We invite you to return every day during Advent for this devotional series
Listen to today’s accompanying audio track. NOTE: This same track will play on Dec. 21 & 22:
He Shall Feed His Flock Like A Shepherd
“Then shall the eyes of the blind be opened, and the ears of the deaf unstopped. Then shall the lame man leap as an hart, and the tongue of the dumb shall sing.”
Pastor theologian A.W. Tozer suggested that “What comes into our minds when we think about God is the most important thing about us.” Then Tozer added: “Were we able to extract from any man a complete answer to the question ‘What comes into your mind when you think about God?’ we might predict with certainty the spiritual future of that man”.

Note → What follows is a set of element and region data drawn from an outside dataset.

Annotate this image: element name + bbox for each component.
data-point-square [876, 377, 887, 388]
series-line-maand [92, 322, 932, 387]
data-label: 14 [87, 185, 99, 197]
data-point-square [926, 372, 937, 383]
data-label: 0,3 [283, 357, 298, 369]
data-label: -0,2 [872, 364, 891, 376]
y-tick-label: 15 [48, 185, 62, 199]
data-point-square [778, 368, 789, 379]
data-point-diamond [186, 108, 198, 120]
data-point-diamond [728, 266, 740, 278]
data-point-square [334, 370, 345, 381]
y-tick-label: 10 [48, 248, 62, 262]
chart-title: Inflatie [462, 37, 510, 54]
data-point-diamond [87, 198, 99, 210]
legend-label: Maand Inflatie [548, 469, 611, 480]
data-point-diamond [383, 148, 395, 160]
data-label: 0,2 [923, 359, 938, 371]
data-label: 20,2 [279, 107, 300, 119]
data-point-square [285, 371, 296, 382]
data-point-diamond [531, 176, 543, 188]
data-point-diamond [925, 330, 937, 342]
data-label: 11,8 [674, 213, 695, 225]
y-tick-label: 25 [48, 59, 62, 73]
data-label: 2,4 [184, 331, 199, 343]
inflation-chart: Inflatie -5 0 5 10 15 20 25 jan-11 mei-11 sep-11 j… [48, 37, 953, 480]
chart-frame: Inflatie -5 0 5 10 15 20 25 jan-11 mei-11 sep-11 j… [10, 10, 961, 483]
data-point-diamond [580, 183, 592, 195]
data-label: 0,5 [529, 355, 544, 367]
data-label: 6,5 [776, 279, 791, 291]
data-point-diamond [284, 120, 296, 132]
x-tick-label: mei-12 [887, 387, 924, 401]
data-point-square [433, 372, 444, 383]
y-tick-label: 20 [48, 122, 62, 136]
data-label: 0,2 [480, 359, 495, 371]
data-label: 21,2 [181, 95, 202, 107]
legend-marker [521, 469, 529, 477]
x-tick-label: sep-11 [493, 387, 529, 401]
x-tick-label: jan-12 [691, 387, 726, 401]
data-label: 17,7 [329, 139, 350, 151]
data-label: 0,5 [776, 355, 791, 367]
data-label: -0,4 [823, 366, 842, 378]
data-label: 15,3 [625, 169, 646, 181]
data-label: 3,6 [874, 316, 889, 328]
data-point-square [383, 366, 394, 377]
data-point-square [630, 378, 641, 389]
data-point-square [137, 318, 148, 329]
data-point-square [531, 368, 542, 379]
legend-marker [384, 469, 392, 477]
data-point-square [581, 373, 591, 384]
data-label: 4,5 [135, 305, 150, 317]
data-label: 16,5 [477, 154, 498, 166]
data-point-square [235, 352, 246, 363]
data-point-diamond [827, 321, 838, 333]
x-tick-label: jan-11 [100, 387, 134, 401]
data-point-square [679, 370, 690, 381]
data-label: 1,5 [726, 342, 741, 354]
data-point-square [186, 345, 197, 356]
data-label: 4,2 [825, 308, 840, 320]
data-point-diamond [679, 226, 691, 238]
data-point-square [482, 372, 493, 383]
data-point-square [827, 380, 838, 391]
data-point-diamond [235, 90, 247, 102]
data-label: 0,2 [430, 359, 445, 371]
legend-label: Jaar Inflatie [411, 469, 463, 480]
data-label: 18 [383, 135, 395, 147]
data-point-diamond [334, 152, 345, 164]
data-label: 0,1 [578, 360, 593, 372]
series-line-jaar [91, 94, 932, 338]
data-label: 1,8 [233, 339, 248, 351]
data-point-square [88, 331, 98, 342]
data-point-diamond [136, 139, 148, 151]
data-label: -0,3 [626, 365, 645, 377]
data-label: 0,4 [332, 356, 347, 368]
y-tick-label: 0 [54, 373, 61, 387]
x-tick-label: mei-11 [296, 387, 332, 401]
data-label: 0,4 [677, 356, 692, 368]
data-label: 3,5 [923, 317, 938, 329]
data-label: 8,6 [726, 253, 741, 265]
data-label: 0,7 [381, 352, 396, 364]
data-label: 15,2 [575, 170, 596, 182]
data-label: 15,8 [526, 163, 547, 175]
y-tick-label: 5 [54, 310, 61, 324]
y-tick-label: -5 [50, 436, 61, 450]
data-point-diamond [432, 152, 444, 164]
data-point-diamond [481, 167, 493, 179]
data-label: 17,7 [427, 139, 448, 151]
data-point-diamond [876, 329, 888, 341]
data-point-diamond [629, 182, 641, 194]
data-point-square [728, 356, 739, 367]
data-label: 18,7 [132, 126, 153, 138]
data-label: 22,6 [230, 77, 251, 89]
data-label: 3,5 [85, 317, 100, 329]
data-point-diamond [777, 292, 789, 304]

What comes into your mind when you think about God? How do you conceive Him? How do you picture Him?
The prophet Isaiah is very much concerned with how people think about God. Throughout this section of His prophecy he calls on us to fix our thoughts on God: “Behold your God!” He wants us to ponder Him, think on His nature and ways.
The first thing Isaiah wants us to know about God is “That the Lord will come with strong hand” (40:10), and “All nations before him are as nothing” (40:17). God has “measured out the waters in the hollow of his hand”, and “meted out heaven with a span” (40:12). Knowing this can help correct inadequate thoughts about the greatness of the God we walk with every day.
Then, Isaiah wants us to know that not only is God great in His power, but uses His power to rescue and tenderly care for His people. Isaiah compares God to a shepherd who is sensitive to the needs of His sheep, attentive to each one.
Isaiah’s striking prophecy of Messiah in His coming foreshadows Jesus’ tender words: “I am the good shepherd; the good shepherd giveth his life for the sheep” (John 10:11), and “I am the good shepherd, and know my sheep, and am known of mine” (John 10:14).
Jesus was Emmanuel, “God with us”, who showed power in His meekness and humility. His parable about a shepherd seeking his lost sheep (Luke 15:3-7) revealed His heart for all who “like sheep have gone astray”(Isaiah 53:6).
As the Good Shepherd, Jesus cares for the weakest among us, the most vulnerable little lambs. He also tends the nursing ewes who are burdened by the care of their young. The Shepherd knows each one of us, and is tender to our needs.
Unlike every picture I ever saw of the Good Shepherd carrying home the lamb upon His shoulder, Isaiah says He carries the lamb “in his bosom”, literally “close to His heart”. To cherish and to guard us, He holds us close to Himself.
Back to A.W. Tozer’s question: “What comes to your mind when you think about God?” Know that God is not only high and exalted, but also our tender and compassionate Shepherd. “Behold your God!”
With mention of God as our shepherd, this comforting soprano/alto duet takes us back to the “Pifa”, or “Pastoral Symphony”. This is the sound of shepherds keeping watch over their sheep by night. It is a simple melody sung over sustained notes suggesting shepherds’ bagpipes. The flow of the notes hints at a shepherd gently leading His sheep along. Roger Bullard describes the duet: “It is a warm, intimate, enfolding song, lines descending like a shepherd stooping to pick up a lamb. This is the music of the kind and compassionate Jesus.” The duet segues into tomorrow’s text with the invitation: “Come unto Him…”
- What do you sense that God might be saying to you in today’s Scripture text and music from Messiah?
- What do you want to say to God?
- Now take a few moments to be still in God’s presence.